Controle de temperatura, umidade e outros parâmetros importantes em hospitais

A sobrevivência de vírus, bactérias e fungos no ar é influenciada pela temperatura e pela umidade relativa. A transmissão de doenças infecciosas por aerossol ou infecção pelo ar exige um controle ambiental rigoroso nos hospitais.

Durante essa viagem entre hospedeiros, todos esses organismos (sejam vírus, bactérias ou fungos) são expostos ao ambiente. A temperatura, a umidade relativa e absoluta, a exposição à luz UV e até mesmo os contaminantes atmosféricos podem agir para inativar germes patogênicos flutuantes no ar.

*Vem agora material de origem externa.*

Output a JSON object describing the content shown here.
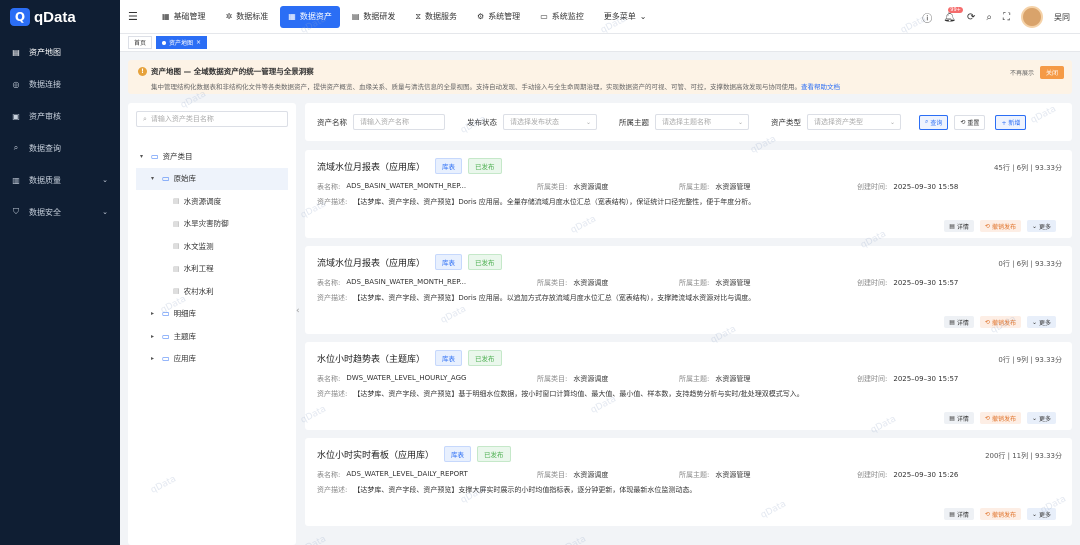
{
  "app": {
    "logo_mark": "Q",
    "logo_text": "qData"
  },
  "sidebar": {
    "items": [
      {
        "label": "资产地图",
        "icon": "map-icon",
        "glyph": "▤",
        "has_arrow": false
      },
      {
        "label": "数据连接",
        "icon": "link-icon",
        "glyph": "◎",
        "has_arrow": false
      },
      {
        "label": "资产审核",
        "icon": "audit-icon",
        "glyph": "▣",
        "has_arrow": false
      },
      {
        "label": "数据查询",
        "icon": "search-icon",
        "glyph": "⌕",
        "has_arrow": false
      },
      {
        "label": "数据质量",
        "icon": "quality-icon",
        "glyph": "▥",
        "has_arrow": true
      },
      {
        "label": "数据安全",
        "icon": "shield-icon",
        "glyph": "⛉",
        "has_arrow": true
      }
    ]
  },
  "topnav": {
    "items": [
      {
        "label": "基础管理",
        "glyph": "▦",
        "active": false
      },
      {
        "label": "数据标准",
        "glyph": "✲",
        "active": false
      },
      {
        "label": "数据资产",
        "glyph": "▦",
        "active": true
      },
      {
        "label": "数据研发",
        "glyph": "▤",
        "active": false
      },
      {
        "label": "数据服务",
        "glyph": "⧖",
        "active": false
      },
      {
        "label": "系统管理",
        "glyph": "⚙",
        "active": false
      },
      {
        "label": "系统监控",
        "glyph": "▭",
        "active": false
      },
      {
        "label": "更多菜单",
        "glyph": "⌄",
        "active": false
      }
    ]
  },
  "header": {
    "badge": "99+",
    "user": "吴同"
  },
  "tabs": [
    {
      "label": "首页",
      "active": false
    },
    {
      "label": "资产地图",
      "active": true,
      "close": "×"
    }
  ],
  "notice": {
    "title": "资产地图 — 全域数据资产的统一管理与全景洞察",
    "desc": "集中管理结构化数据表和非结构化文件等各类数据资产，提供资产概览、血缘关系、质量与清洗信息的全景视图。支持自动发现、手动接入与全生命周期治理，实现数据资产的可视、可管、可控，支撑数据高效发现与协同使用。",
    "link": "查看帮助文档",
    "no_show": "不再展示",
    "close": "关闭"
  },
  "tree": {
    "search_placeholder": "请输入资产类目名称",
    "nodes": [
      {
        "label": "资产类目",
        "level": 0,
        "type": "folder",
        "caret": "▾",
        "sel": false
      },
      {
        "label": "原始库",
        "level": 1,
        "type": "folder",
        "caret": "▾",
        "sel": true
      },
      {
        "label": "水资源调度",
        "level": 2,
        "type": "file",
        "caret": "",
        "sel": false
      },
      {
        "label": "水旱灾害防御",
        "level": 2,
        "type": "file",
        "caret": "",
        "sel": false
      },
      {
        "label": "水文监测",
        "level": 2,
        "type": "file",
        "caret": "",
        "sel": false
      },
      {
        "label": "水利工程",
        "level": 2,
        "type": "file",
        "caret": "",
        "sel": false
      },
      {
        "label": "农村水利",
        "level": 2,
        "type": "file",
        "caret": "",
        "sel": false
      },
      {
        "label": "明细库",
        "level": 1,
        "type": "folder",
        "caret": "▸",
        "sel": false
      },
      {
        "label": "主题库",
        "level": 1,
        "type": "folder",
        "caret": "▸",
        "sel": false
      },
      {
        "label": "应用库",
        "level": 1,
        "type": "folder",
        "caret": "▸",
        "sel": false
      }
    ]
  },
  "filter": {
    "name_label": "资产名称",
    "name_placeholder": "请输入资产名称",
    "status_label": "发布状态",
    "status_placeholder": "请选择发布状态",
    "theme_label": "所属主题",
    "theme_placeholder": "请选择主题名称",
    "type_label": "资产类型",
    "type_placeholder": "请选择资产类型",
    "query": "查询",
    "reset": "重置",
    "add": "+ 新增"
  },
  "card_labels": {
    "table": "表名称:",
    "category": "所属类目:",
    "theme": "所属主题:",
    "created": "创建时间:",
    "desc": "资产描述:",
    "detail": "详情",
    "revoke": "撤销发布",
    "more": "更多"
  },
  "cards": [
    {
      "title": "流域水位月报表（应用库）",
      "tag1": "库表",
      "tag2": "已发布",
      "stats": "45行 | 6列 | 93.33分",
      "table": "ADS_BASIN_WATER_MONTH_REP...",
      "category": "水资源调度",
      "theme": "水资源管理",
      "created": "2025–09–30 15:58",
      "desc": "【达梦库、资产字段、资产预览】Doris 应用层。全量存储流域月度水位汇总（宽表结构），保证统计口径完整性，便于年度分析。"
    },
    {
      "title": "流域水位月报表（应用库）",
      "tag1": "库表",
      "tag2": "已发布",
      "stats": "0行 | 6列 | 93.33分",
      "table": "ADS_BASIN_WATER_MONTH_REP...",
      "category": "水资源调度",
      "theme": "水资源管理",
      "created": "2025–09–30 15:57",
      "desc": "【达梦库、资产字段、资产预览】Doris 应用层。以追加方式存放流域月度水位汇总（宽表结构），支撑跨流域水资源对比与调度。"
    },
    {
      "title": "水位小时趋势表（主题库）",
      "tag1": "库表",
      "tag2": "已发布",
      "stats": "0行 | 9列 | 93.33分",
      "table": "DWS_WATER_LEVEL_HOURLY_AGG",
      "category": "水资源调度",
      "theme": "水资源管理",
      "created": "2025–09–30 15:57",
      "desc": "【达梦库、资产字段、资产预览】基于明细水位数据，按小时窗口计算均值、最大值、最小值、样本数，支持趋势分析与实时/批处理双模式写入。"
    },
    {
      "title": "水位小时实时看板（应用库）",
      "tag1": "库表",
      "tag2": "已发布",
      "stats": "200行 | 11列 | 93.33分",
      "table": "ADS_WATER_LEVEL_DAILY_REPORT",
      "category": "水资源调度",
      "theme": "水资源管理",
      "created": "2025–09–30 15:26",
      "desc": "【达梦库、资产字段、资产预览】支撑大屏实时展示的小时均值指标表，逐分钟更新，体现最新水位监测动态。"
    }
  ],
  "watermark": "qData"
}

Acredita-se que a manutenção de uma temperatura e de uma umidade relativa (porcentagem de rh) específicas em ambientes hospitalares minimiza a capacidade de sobrevivência do ar e, consequentemente, a transmissão do vírus da gripe. As temperaturas de verão e inverno e as configurações de umidade relativa (rh) em diferentes regiões de um hospital mudam ligeiramente. No verão, as temperaturas recomendadas para o quarto de emergência, incluindo os quartos de pacientes internados, variam de 23°C a 27°C.

A temperatura afeta a condição das proteínas virais e do DNA do vírus, o que a torna um dos elementos mais críticos no controle da sobrevivência do vírus. A sobrevivência do vírus diminui quando a temperatura aumenta de 20,5°C para 24°C e depois para 30°C. Essa associação entre temperatura e temperatura se manteve verdadeira em uma faixa de umidade de 23% de umidade relativa a 81% de umidade relativa.

Qual é a finalidade da medição da umidade relativa do ar?

Vírus: os níveis de rh desempenham um papel na sobrevivência de vírus e outros agentes infecciosos. Em uma temperatura de 21°C, a sobrevivência da gripe é a mais baixa, com uma faixa média de 40% a 60% de rh. A temperatura e a umidade relativa (rh) interagem constantemente para afetar a sobrevivência de vírus transportados pelo ar em aerossóis.

Bactérias: O monóxido de carbono (CO) aumentou a taxa de mortalidade das bactérias quando a umidade relativa (UR) era inferior a 25%, mas protegeu as bactérias quando a UR era superior a 90%.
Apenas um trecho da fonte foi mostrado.